Article
Prognostic Value of Lymphatic and Blood Vessel Invasion in Neuroendocrine Tumours of the Lung
Search Medline for
Authors
Published: | June 15, 2005 |
---|
Outline
Text
Introduction
Few data on the influence of vessel invasion on the progression of neuroendocrine (NE) lung tumors are available. Due to the lack of specific markers previous studies could not reliably discriminate lymphatic and blood vessels.
Materials
By immunostaining for podoplanin, specific for lymphatic endothelium, and CD34 antigen we assessed lymphatic and blood vessel invasion in 120 tissue specimens of patients with NE lung tumors (56 typical carcinoids, 18 atypical carcinoids, 31 small cell carcinomas, and 15 large cell NE carcinomas). Lymphovascular invasion was correlated with clinicopathological parameters and its prognostic relevance was evaluated.
Results
Lymphatic vessels were identified exclusively at the tumor invasion front whereas blood capillaries were also seen within tumors.
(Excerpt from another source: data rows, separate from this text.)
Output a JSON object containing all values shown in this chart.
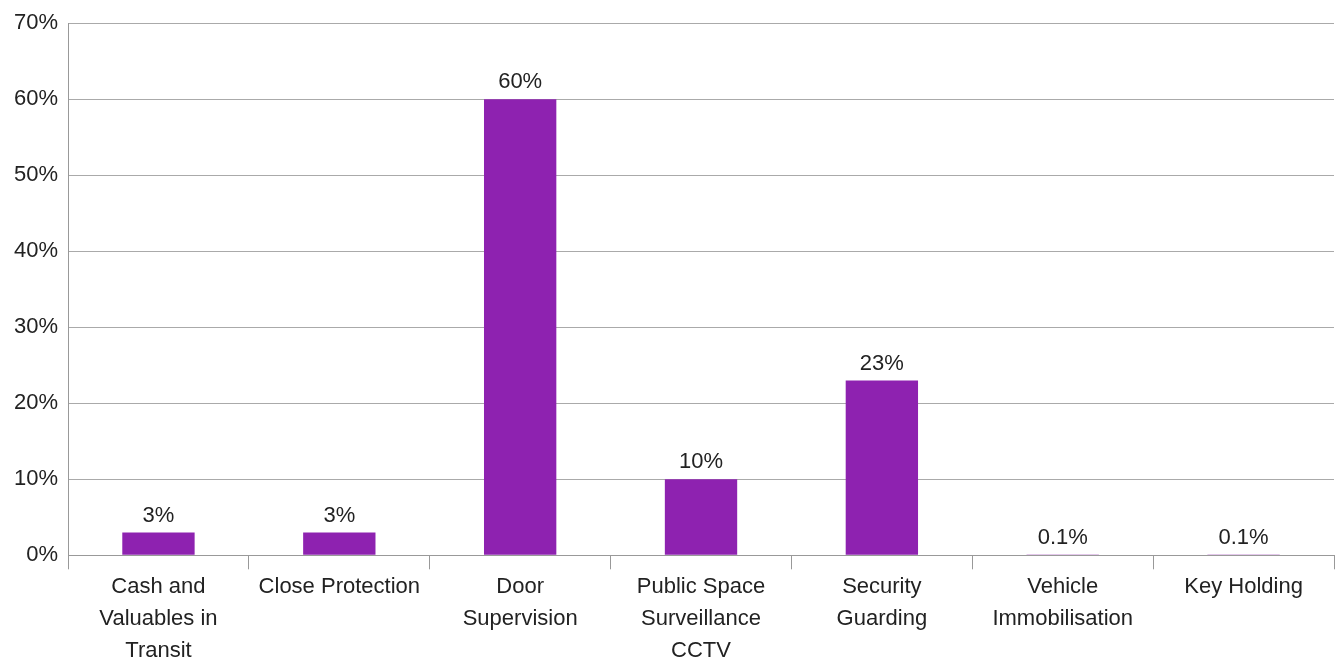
{
  "chart_data": {
    "type": "bar",
    "categories": [
      "Cash and Valuables in Transit",
      "Close Protection",
      "Door Supervision",
      "Public Space Surveillance CCTV",
      "Security Guarding",
      "Vehicle Immobilisation",
      "Key Holding"
    ],
    "values": [
      3,
      3,
      60,
      10,
      23,
      0.1,
      0.1
    ],
    "value_labels": [
      "3%",
      "3%",
      "60%",
      "10%",
      "23%",
      "0.1%",
      "0.1%"
    ],
    "color": "#8e22b0",
    "ylim": [
      0,
      70
    ],
    "yticks": [
      {
        "value": 0,
        "label": "0%"
      },
      {
        "value": 10,
        "label": "10%"
      },
      {
        "value": 20,
        "label": "20%"
      },
      {
        "value": 30,
        "label": "30%"
      },
      {
        "value": 40,
        "label": "40%"
      },
      {
        "value": 50,
        "label": "50%"
      },
      {
        "value": 60,
        "label": "60%"
      },
      {
        "value": 70,
        "label": "70%"
      }
    ],
    "grid": "y",
    "legend": false
  }
}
Lymphatic vessel as well as lymphatic and blood vessel invasion were prevalent in patients with high grade NE tumors and advanced tumor stages, closely associated with lymph node metastases (p< 0.0001). In univariate analysis these two invasion types correlated with decreased disease free survival (both p< 0.0001) whereas blood vessel invasion alone did not. In multivariate analysis only tumor grade and lymph node status remained statistically significant factors for prognosis (p = 0.016 and p<0.0001).
Discussion
Our results suggest that evaluation of lymphatic vessel invasion is important in NE lung tumors serving as a prognostic parameter for disease free survival.